Robert Westmoreland (indiana.edu):
Japanese uses a lot of portmanteau words, especially with long names.
For instance, "Toukyou Daigaku" (Tokyo University) becomes "Toudai".
Notable, they often borrow or concoct English expressions, adapt the
pronunciation to Japanese phonotactics and then make portmanteaux from
them.  The results are quite unrecognizable to us angloglots, but quite
a few Japanese seem to actually believe they are speaking English when
they use these terms. Two (from among zillions) examples: "Eea-kon" is
air-conditioning.  Nintendo prefers its famous product to be known as
"fami-con"--for family computer.

James Dignan (otago.ac.nz):
In New Zealand, Californicate sometimes means to use American spellings/
pronunciations/usages with abandon whenever possible.
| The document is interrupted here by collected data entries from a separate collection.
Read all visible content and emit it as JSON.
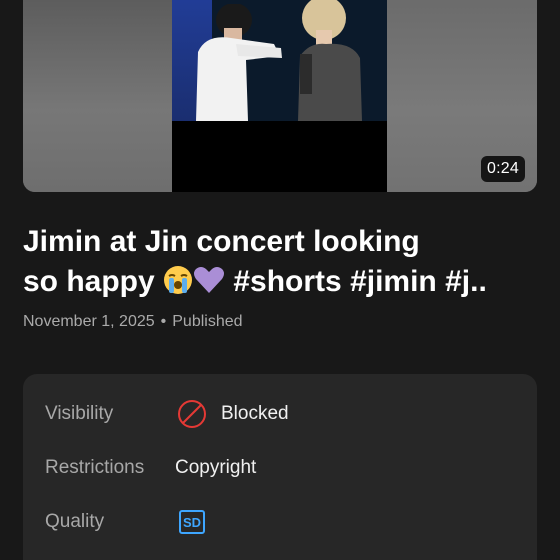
{
  "video": {
    "duration": "0:24",
    "title_line1": "Jimin at Jin concert looking",
    "title_line2_text_a": "so happy ",
    "title_line2_text_b": " #shorts #jimin #j..",
    "emoji_1": "loudly-crying-face",
    "emoji_2": "purple-heart",
    "date": "November 1, 2025",
    "separator": "•",
    "status": "Published"
  },
  "details": {
    "visibility_label": "Visibility",
    "visibility_value": "Blocked",
    "visibility_icon": "blocked-icon",
    "restrictions_label": "Restrictions",
    "restrictions_value": "Copyright",
    "quality_label": "Quality",
    "quality_icon": "sd-badge-icon",
    "quality_badge_text": "SD"
  },
  "colors": {
    "background": "#181818",
    "card": "#272727",
    "blocked_red": "#e53935",
    "sd_blue": "#3ea6ff"
  }
}
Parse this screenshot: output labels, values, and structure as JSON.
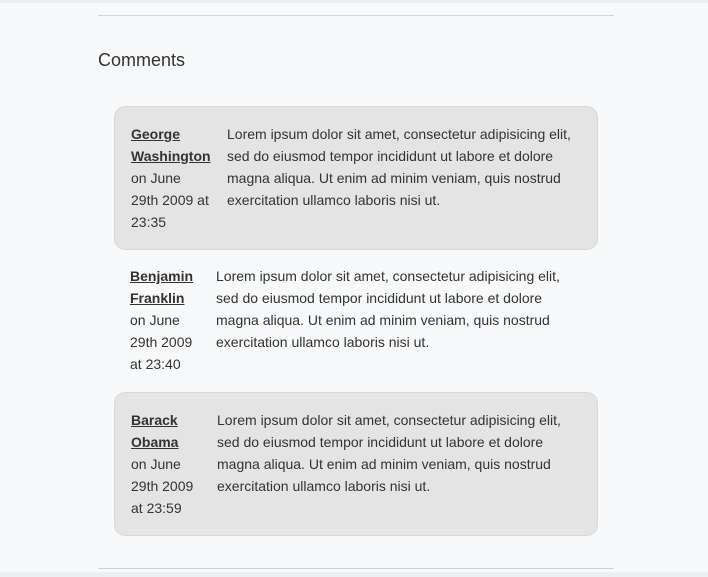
{
  "comments_section": {
    "heading": "Comments",
    "comments": [
      {
        "author": "George Washington",
        "date": "on June 29th 2009 at 23:35",
        "text": "Lorem ipsum dolor sit amet, consectetur adipisicing elit, sed do eiusmod tempor incididunt ut labore et dolore magna aliqua. Ut enim ad minim veniam, quis nostrud exercitation ullamco laboris nisi ut."
      },
      {
        "author": "Benjamin Franklin",
        "date": "on June 29th 2009 at 23:40",
        "text": "Lorem ipsum dolor sit amet, consectetur adipisicing elit, sed do eiusmod tempor incididunt ut labore et dolore magna aliqua. Ut enim ad minim veniam, quis nostrud exercitation ullamco laboris nisi ut."
      },
      {
        "author": "Barack Obama",
        "date": "on June 29th 2009 at 23:59",
        "text": "Lorem ipsum dolor sit amet, consectetur adipisicing elit, sed do eiusmod tempor incididunt ut labore et dolore magna aliqua. Ut enim ad minim veniam, quis nostrud exercitation ullamco laboris nisi ut."
      }
    ]
  }
}
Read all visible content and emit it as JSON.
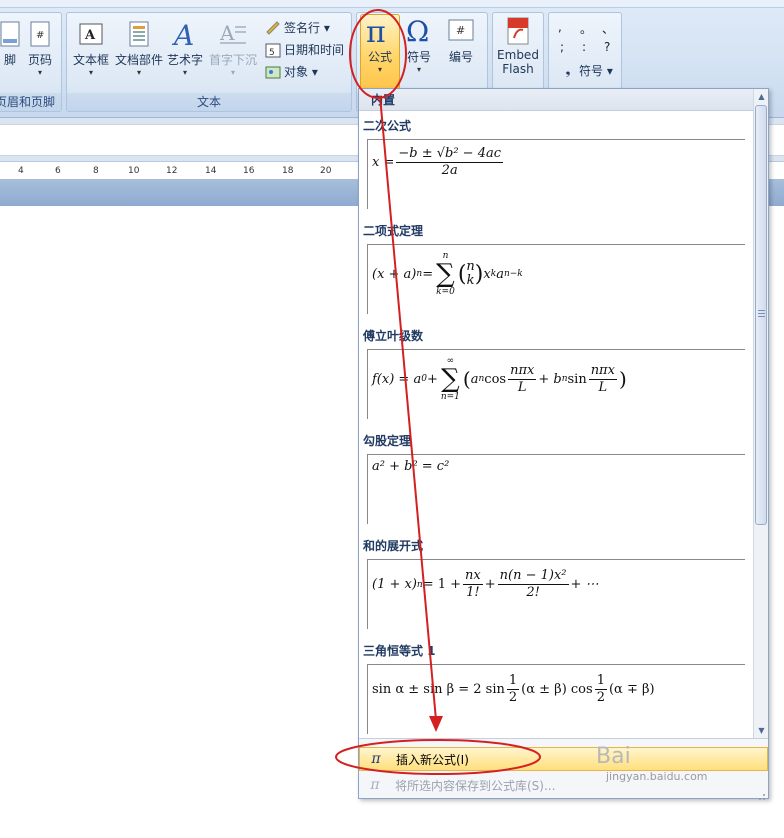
{
  "ribbon": {
    "group_header_footer": {
      "label": "页眉和页脚",
      "button_footer": "脚",
      "button_page_number": "页码"
    },
    "group_text": {
      "label": "文本",
      "text_box": "文本框",
      "doc_parts": "文档部件",
      "wordart": "艺术字",
      "drop_cap": "首字下沉",
      "signature_line": "签名行 ▾",
      "date_time": "日期和时间",
      "object": "对象 ▾"
    },
    "group_symbols": {
      "formula": "公式",
      "symbol": "符号",
      "numbering": "编号"
    },
    "group_flash": {
      "embed_line1": "Embed",
      "embed_line2": "Flash"
    },
    "group_special": {
      "symbol_dropdown": "符号 ▾",
      "marks": [
        ", ",
        "。",
        "、",
        ";",
        ":",
        "?"
      ]
    }
  },
  "ruler": {
    "ticks": [
      "4",
      "6",
      "8",
      "10",
      "12",
      "14",
      "16",
      "18",
      "20"
    ]
  },
  "gallery": {
    "header": "内置",
    "entries": [
      {
        "title": "二次公式"
      },
      {
        "title": "二项式定理"
      },
      {
        "title": "傅立叶级数"
      },
      {
        "title": "勾股定理"
      },
      {
        "title": "和的展开式"
      },
      {
        "title": "三角恒等式 1"
      }
    ],
    "equations": {
      "quadratic": {
        "lhs": "x = ",
        "num": "−b ± √b² − 4ac",
        "den": "2a"
      },
      "binomial": {
        "lhs": "(x + a)",
        "sup_n": "n",
        "eq": " = ",
        "sum_top": "n",
        "sum_bot": "k=0",
        "binom_top": "n",
        "binom_bot": "k",
        "rest": "x",
        "sup_k": "k",
        "a": "a",
        "sup_nk": "n−k"
      },
      "fourier": {
        "lhs": "f(x) = a",
        "sub0": "0",
        "plus": " + ",
        "sum_top": "∞",
        "sum_bot": "n=1",
        "a_n": "a",
        "sub_n": "n",
        "cos": " cos ",
        "frac_num": "nπx",
        "frac_den": "L",
        "plus2": " + b",
        "sub_n2": "n",
        "sin": " sin ",
        "frac2_num": "nπx",
        "frac2_den": "L"
      },
      "pythagorean": {
        "text": "a² + b² = c²"
      },
      "expansion": {
        "lhs": "(1 + x)",
        "sup_n": "n",
        "eq": " = 1 + ",
        "f1_num": "nx",
        "f1_den": "1!",
        "plus": " + ",
        "f2_num": "n(n − 1)x²",
        "f2_den": "2!",
        "tail": " + ⋯"
      },
      "trig": {
        "lhs": "sin α ± sin β = 2 sin ",
        "f1_num": "1",
        "f1_den": "2",
        "mid": "(α ± β) cos ",
        "f2_num": "1",
        "f2_den": "2",
        "tail": "(α ∓ β)"
      }
    },
    "footer": {
      "insert_new": "插入新公式(I)",
      "save_selection": "将所选内容保存到公式库(S)..."
    }
  },
  "watermark": {
    "logo": "Bai",
    "site": "jingyan.baidu.com"
  },
  "colors": {
    "annotation_red": "#d42020",
    "highlight": "#ffd66b"
  }
}
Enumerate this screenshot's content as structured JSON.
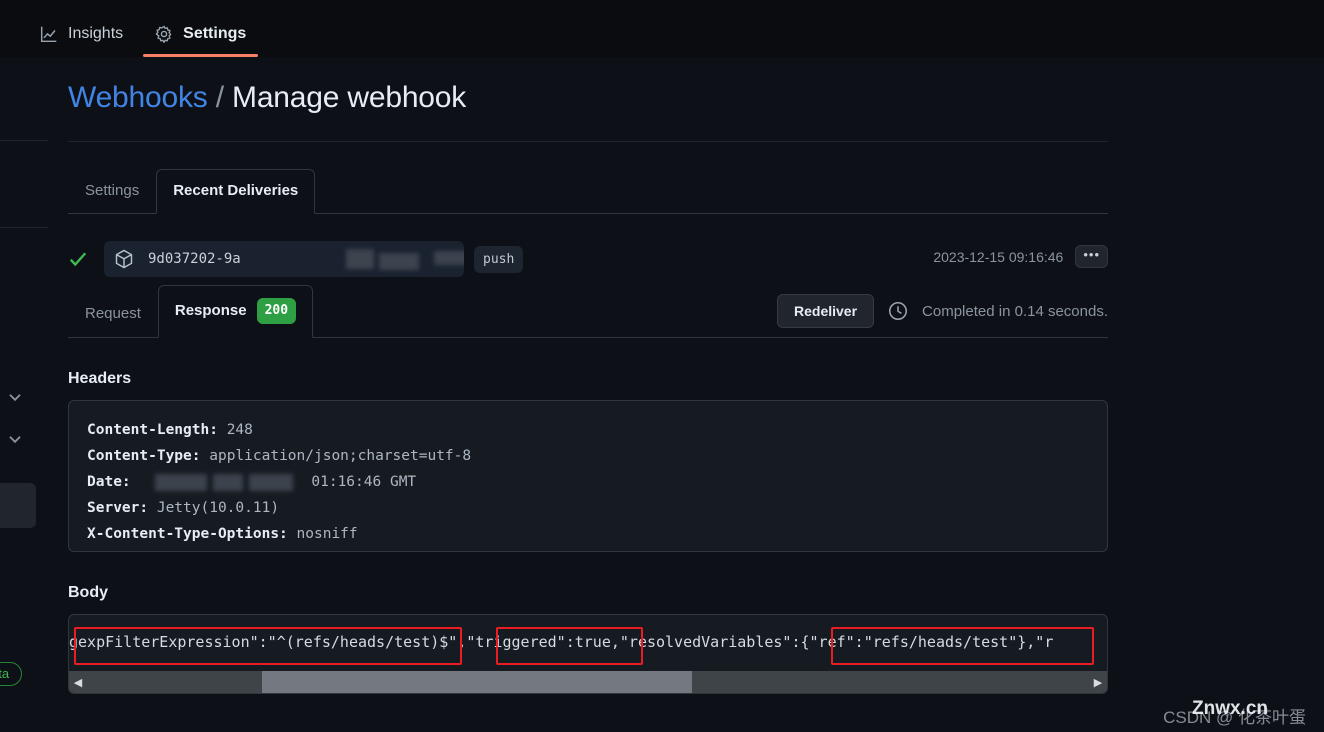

Don't forget words
like franglais, japlish and scramblish. Surely you have also heard (herd?)
of the yakalo (yak & buffalo).

Ken Laws (sri.com):
I just thought I'd mention:  two nights ago, my wife invented a portmanteau
word.  "Calciturn."  At least, I can't find it in my dictionary.  The odd
thing is, we both know what it would mean if it meant anything. It seems to
be a combination of taciturn and recalcitrant, with maybe a touch of
calcified. It would refer to someone who is quietly stubborn or silently
resistant to change, stony.  A "Silent Majority" member, perhaps, rather
than someone actively plotting sabotage.

Rust (umn.edu):
"conflustered"-a combination of confused and flustered, a state where one
is in a sort of frustrated mental jumble.
"traumoil"-trauma and turmoil, usually used to describe a combination of
causes leading to emotional chaos.

Thanks all. Admittedly, Cobol is an acronym -- thanks also for pointing out the oversight.